Mr Davies said that the effectiveness of CPD could be measured by how it improved teaching and the student experience.
Non-accredited activities could include a lecturer spending time in the workplace to learn more about a particular aspect of a vocational subject. It could simply involve taking time out to read up on the subject. Or it could involve communicating with colleagues around the country to discuss teaching styles.
Mr Davies said lecturers needed to be encouraged to see themselves as autonomous professionals who are trusted by employers to reflect on their own performance and make decisions about their own professional development.
The institute believes unstructured activities will truly earn their keep if the experience gained is passed on to colleagues.
It is very much a vision of FE whereby the improvement of teaching quality is driven by lecturers rather than "top-down" solutions from institutions or Government.
Mr Davies said: "In any model of trust there is going to be a degree of abuse, but we want to have a sophisticated and mature dialogue.
"There is no new money available for CPD, which comes out of core funding of colleges, and there will be demands on resources.

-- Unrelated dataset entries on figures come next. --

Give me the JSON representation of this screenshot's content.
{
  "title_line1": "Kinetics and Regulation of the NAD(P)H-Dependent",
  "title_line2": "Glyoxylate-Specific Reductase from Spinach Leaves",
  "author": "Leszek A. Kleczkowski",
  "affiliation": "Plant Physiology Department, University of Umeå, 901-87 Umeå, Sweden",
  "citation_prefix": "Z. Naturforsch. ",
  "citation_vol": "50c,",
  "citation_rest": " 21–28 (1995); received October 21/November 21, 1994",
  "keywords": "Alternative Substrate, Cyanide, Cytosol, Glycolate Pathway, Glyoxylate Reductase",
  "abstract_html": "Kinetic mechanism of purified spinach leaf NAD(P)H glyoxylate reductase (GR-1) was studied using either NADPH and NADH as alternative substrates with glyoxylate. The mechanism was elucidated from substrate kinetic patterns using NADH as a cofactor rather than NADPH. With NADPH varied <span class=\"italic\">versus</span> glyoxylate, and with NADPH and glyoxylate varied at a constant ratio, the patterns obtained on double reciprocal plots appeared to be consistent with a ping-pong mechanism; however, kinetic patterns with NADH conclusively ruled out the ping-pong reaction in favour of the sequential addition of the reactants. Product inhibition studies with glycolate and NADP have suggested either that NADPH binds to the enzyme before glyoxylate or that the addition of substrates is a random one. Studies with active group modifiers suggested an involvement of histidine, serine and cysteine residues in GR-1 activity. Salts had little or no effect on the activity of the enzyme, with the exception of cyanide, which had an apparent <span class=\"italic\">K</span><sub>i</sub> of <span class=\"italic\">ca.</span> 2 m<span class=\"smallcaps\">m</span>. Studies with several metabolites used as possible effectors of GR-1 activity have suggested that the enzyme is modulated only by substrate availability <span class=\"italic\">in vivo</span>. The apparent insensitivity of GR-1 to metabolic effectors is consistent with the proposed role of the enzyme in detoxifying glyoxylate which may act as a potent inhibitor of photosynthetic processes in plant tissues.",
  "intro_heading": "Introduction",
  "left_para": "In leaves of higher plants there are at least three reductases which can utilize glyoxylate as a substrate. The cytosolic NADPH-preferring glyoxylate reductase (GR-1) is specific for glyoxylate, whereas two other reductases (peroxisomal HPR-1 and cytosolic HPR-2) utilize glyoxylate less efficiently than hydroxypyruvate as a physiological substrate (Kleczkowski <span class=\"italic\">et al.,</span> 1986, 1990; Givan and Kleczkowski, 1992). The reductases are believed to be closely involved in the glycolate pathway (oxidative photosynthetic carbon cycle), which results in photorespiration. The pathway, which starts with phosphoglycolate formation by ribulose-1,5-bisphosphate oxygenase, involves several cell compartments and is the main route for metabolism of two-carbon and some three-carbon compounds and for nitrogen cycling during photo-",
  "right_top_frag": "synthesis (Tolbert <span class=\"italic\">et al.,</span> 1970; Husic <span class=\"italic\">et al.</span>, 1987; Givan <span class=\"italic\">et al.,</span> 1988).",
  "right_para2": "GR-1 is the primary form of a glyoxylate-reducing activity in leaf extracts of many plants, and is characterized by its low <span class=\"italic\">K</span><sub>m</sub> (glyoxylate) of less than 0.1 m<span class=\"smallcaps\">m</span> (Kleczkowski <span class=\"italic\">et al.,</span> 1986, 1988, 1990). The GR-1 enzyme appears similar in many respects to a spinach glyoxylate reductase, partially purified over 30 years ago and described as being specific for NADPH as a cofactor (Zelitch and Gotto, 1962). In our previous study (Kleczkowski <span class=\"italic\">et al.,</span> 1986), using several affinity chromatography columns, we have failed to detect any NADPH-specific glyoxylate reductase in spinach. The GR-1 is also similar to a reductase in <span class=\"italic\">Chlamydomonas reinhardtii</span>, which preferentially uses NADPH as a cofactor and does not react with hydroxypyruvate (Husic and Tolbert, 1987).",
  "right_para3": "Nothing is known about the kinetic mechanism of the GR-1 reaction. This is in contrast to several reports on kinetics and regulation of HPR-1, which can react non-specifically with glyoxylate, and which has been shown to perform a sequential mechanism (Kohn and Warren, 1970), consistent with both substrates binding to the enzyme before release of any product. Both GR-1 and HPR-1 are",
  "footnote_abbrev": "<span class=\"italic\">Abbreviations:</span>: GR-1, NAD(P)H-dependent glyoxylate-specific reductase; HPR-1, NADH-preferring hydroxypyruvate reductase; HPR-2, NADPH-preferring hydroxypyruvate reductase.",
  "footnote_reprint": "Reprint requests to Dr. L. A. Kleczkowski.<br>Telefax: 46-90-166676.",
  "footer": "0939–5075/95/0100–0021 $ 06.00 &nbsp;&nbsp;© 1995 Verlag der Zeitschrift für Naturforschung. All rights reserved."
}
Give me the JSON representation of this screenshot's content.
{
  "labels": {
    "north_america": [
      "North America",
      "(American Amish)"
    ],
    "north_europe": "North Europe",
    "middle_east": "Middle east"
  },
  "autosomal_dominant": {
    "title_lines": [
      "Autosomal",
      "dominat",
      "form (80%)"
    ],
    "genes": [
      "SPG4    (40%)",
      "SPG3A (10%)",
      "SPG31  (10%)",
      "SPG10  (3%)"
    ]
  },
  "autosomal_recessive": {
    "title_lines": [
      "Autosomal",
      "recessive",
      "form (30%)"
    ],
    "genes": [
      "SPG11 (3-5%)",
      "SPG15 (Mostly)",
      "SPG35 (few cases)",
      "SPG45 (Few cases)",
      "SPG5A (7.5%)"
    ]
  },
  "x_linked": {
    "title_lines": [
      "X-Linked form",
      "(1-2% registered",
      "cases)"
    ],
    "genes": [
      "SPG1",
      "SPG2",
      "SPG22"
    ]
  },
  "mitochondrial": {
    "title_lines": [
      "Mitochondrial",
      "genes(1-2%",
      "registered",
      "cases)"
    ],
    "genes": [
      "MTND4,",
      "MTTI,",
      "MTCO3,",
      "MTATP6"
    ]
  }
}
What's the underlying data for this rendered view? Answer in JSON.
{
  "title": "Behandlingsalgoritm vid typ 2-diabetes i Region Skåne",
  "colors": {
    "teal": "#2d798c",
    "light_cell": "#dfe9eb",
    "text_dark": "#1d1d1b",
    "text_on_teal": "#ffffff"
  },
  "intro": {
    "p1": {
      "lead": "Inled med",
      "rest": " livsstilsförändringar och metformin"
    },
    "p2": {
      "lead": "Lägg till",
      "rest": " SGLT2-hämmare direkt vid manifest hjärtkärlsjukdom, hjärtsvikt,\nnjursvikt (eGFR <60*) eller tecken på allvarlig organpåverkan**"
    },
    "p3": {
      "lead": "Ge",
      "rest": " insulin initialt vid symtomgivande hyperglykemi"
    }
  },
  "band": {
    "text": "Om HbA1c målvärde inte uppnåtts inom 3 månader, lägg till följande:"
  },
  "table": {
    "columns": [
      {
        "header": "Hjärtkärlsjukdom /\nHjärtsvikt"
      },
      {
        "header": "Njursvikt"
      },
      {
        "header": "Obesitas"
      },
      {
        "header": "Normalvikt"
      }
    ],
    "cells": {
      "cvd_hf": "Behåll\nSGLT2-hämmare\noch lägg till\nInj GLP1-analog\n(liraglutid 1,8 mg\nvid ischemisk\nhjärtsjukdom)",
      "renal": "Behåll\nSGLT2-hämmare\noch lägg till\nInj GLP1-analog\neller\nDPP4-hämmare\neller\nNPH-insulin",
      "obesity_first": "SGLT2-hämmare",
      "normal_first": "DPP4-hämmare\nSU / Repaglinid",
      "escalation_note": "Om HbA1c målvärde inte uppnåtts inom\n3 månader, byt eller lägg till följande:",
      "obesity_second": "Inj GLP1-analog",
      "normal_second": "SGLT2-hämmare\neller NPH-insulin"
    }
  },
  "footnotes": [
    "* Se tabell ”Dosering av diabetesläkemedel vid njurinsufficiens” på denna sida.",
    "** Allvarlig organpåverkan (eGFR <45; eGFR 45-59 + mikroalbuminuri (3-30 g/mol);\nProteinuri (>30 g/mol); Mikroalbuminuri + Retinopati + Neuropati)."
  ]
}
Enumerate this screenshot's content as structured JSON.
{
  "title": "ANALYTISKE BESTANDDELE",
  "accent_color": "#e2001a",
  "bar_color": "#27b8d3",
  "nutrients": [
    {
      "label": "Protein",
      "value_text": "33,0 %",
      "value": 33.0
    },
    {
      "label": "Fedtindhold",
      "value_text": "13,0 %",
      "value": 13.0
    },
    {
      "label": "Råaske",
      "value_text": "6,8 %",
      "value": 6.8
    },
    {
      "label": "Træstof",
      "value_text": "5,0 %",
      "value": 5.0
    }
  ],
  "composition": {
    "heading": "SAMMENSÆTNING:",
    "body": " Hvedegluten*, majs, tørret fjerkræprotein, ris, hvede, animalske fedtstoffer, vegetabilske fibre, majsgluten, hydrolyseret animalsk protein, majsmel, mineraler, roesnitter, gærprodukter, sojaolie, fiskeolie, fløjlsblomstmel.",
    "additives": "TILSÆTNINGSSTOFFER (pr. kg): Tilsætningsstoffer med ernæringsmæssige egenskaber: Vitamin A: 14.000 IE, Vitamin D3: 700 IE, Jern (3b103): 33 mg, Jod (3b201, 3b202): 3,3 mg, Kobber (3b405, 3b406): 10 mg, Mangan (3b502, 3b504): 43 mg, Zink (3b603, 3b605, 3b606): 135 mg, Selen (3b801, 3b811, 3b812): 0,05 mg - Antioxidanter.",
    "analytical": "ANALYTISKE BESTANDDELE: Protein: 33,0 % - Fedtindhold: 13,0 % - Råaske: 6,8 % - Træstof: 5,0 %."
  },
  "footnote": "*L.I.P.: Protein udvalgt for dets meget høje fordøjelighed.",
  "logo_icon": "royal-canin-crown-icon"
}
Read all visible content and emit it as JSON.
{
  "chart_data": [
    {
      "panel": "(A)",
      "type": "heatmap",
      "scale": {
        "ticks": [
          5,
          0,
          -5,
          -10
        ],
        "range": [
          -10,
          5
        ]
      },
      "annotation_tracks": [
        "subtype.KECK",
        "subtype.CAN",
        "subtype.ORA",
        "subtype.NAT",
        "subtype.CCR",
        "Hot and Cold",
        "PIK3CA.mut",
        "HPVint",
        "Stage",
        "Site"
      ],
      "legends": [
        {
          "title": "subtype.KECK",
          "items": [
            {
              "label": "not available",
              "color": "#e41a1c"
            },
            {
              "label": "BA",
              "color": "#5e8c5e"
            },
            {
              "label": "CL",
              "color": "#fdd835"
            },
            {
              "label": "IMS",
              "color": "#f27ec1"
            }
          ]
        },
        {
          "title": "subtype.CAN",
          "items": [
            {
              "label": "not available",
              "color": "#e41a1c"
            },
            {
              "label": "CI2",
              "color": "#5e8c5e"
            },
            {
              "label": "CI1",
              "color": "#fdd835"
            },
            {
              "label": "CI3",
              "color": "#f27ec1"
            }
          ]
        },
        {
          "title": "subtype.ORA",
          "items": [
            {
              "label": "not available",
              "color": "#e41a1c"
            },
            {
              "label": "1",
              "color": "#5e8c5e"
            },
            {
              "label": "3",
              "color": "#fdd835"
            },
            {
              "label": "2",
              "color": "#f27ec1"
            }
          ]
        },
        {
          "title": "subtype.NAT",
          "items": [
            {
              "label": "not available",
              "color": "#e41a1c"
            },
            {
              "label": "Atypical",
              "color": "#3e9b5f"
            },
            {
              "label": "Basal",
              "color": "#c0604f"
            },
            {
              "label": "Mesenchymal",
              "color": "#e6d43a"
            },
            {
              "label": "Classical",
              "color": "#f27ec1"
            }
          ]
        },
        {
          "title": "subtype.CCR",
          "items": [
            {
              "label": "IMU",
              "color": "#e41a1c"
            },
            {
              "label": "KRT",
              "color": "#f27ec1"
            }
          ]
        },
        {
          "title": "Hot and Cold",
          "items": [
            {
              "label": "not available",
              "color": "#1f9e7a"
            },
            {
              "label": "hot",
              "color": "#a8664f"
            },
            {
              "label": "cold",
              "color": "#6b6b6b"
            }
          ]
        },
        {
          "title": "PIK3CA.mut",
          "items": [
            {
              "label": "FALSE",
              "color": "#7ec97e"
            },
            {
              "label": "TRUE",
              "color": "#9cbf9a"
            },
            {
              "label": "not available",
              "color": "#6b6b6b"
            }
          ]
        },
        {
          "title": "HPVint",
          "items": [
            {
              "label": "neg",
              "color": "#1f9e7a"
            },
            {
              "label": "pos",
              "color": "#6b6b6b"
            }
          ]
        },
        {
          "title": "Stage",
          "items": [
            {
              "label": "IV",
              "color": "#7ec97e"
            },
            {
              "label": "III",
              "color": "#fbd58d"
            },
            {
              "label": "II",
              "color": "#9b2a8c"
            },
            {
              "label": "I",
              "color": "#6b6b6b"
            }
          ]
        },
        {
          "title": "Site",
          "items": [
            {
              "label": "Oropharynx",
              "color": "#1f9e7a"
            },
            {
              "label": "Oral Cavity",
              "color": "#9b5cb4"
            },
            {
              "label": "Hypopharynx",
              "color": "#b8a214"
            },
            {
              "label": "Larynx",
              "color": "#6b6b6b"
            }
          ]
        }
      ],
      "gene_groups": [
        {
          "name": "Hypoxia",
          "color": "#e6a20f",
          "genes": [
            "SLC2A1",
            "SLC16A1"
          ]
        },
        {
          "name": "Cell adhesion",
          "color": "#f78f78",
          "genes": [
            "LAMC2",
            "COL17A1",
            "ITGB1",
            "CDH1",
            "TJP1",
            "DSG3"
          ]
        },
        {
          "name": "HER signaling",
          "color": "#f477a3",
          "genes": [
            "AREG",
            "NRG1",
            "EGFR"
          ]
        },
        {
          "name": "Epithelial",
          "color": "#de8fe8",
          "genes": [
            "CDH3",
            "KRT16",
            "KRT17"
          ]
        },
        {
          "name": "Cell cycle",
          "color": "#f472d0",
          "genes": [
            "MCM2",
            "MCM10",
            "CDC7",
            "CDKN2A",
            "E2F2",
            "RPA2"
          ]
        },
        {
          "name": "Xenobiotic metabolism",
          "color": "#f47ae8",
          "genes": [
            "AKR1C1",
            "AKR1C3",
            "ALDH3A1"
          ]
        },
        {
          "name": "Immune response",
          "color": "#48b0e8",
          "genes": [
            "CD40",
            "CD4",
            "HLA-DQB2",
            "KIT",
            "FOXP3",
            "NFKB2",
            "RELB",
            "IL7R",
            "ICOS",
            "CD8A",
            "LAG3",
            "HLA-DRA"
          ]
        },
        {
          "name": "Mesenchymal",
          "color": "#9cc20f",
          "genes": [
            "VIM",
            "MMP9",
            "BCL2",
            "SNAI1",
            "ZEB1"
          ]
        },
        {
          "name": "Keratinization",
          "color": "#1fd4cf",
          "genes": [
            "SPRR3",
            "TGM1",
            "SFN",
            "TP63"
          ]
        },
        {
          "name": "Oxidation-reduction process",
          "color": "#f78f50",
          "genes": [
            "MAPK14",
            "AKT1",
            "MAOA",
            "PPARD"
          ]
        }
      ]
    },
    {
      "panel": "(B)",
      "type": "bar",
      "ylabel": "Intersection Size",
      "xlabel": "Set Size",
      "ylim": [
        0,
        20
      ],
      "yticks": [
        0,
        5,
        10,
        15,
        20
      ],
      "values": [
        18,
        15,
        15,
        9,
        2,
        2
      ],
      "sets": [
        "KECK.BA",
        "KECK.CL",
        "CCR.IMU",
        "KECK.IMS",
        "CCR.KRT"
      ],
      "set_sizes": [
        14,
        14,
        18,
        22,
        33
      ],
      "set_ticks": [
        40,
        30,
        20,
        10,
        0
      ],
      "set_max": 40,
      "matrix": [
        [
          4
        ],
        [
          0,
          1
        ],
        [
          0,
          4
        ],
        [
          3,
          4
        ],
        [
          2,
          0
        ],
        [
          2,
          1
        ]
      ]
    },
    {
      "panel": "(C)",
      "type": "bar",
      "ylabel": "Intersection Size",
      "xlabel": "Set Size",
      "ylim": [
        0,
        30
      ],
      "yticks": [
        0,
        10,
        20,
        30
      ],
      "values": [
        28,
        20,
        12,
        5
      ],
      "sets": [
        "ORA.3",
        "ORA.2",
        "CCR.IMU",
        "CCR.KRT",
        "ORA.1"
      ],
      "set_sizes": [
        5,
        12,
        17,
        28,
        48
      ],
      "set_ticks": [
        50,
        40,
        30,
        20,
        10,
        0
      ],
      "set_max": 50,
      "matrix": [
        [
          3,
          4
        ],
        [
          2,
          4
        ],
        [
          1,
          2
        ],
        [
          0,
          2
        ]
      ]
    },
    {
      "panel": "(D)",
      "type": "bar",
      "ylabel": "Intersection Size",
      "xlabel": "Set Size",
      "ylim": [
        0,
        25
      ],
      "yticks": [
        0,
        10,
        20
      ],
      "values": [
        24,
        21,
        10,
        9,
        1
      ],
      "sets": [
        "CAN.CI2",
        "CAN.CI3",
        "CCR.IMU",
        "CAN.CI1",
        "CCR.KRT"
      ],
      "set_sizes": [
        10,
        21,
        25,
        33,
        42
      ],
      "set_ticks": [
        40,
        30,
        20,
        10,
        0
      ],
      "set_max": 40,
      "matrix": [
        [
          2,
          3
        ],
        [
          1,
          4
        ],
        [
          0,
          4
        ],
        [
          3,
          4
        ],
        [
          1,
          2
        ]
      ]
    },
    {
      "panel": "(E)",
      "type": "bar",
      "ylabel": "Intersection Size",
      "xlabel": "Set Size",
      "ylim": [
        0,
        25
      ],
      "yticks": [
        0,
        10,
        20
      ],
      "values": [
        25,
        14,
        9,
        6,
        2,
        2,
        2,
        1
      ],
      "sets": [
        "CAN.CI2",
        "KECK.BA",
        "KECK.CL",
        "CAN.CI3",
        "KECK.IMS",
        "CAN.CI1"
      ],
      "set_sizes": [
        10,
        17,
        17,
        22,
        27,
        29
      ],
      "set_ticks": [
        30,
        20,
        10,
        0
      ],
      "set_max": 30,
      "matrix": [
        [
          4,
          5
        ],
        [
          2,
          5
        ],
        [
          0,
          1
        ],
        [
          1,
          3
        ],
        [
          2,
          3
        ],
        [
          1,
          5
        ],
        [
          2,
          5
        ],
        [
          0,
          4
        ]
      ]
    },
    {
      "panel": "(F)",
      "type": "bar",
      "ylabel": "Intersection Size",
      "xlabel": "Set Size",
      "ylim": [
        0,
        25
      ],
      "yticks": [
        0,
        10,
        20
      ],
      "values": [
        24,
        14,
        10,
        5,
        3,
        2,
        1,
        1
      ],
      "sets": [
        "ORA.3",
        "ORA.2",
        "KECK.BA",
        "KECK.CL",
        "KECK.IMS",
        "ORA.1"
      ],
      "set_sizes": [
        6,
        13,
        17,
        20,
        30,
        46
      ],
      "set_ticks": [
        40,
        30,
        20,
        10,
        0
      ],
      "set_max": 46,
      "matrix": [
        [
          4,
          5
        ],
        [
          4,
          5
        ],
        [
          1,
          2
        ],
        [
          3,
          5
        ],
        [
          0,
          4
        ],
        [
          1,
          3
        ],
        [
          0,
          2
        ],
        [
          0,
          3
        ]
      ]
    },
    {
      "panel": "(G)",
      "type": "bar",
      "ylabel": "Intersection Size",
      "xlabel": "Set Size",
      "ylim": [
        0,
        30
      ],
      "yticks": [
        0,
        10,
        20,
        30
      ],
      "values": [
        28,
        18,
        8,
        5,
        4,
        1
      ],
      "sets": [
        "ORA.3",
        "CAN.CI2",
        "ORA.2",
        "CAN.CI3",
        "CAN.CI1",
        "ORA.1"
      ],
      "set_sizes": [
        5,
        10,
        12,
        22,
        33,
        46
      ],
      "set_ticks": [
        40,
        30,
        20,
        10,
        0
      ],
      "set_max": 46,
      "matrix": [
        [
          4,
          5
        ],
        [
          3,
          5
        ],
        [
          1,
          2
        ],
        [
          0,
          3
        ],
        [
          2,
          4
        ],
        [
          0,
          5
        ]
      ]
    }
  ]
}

"Colleges will need to make sure there are resources for non-accredited as well as accredited activities.
"We have been raising awareness of the importance of CPD and are launching a suite of online tools to help lecturers manage it and share their activity records with peers, mentors and managers."
All lecturers whose work is paid for by the Learning and Skills Council are now required to be members of the institute, which will have a disciplinary role as well as representing the interests of teachers in colleges and other parts of the lifelong learning sector, including work- based and community education providers.
The institute is supported by the University and College Union, which hopes its influence and the introduction of compulsory teaching qualifications will boost lecturers' case for a pay rise. At present, their wages still lag behind those of their counterparts in schools.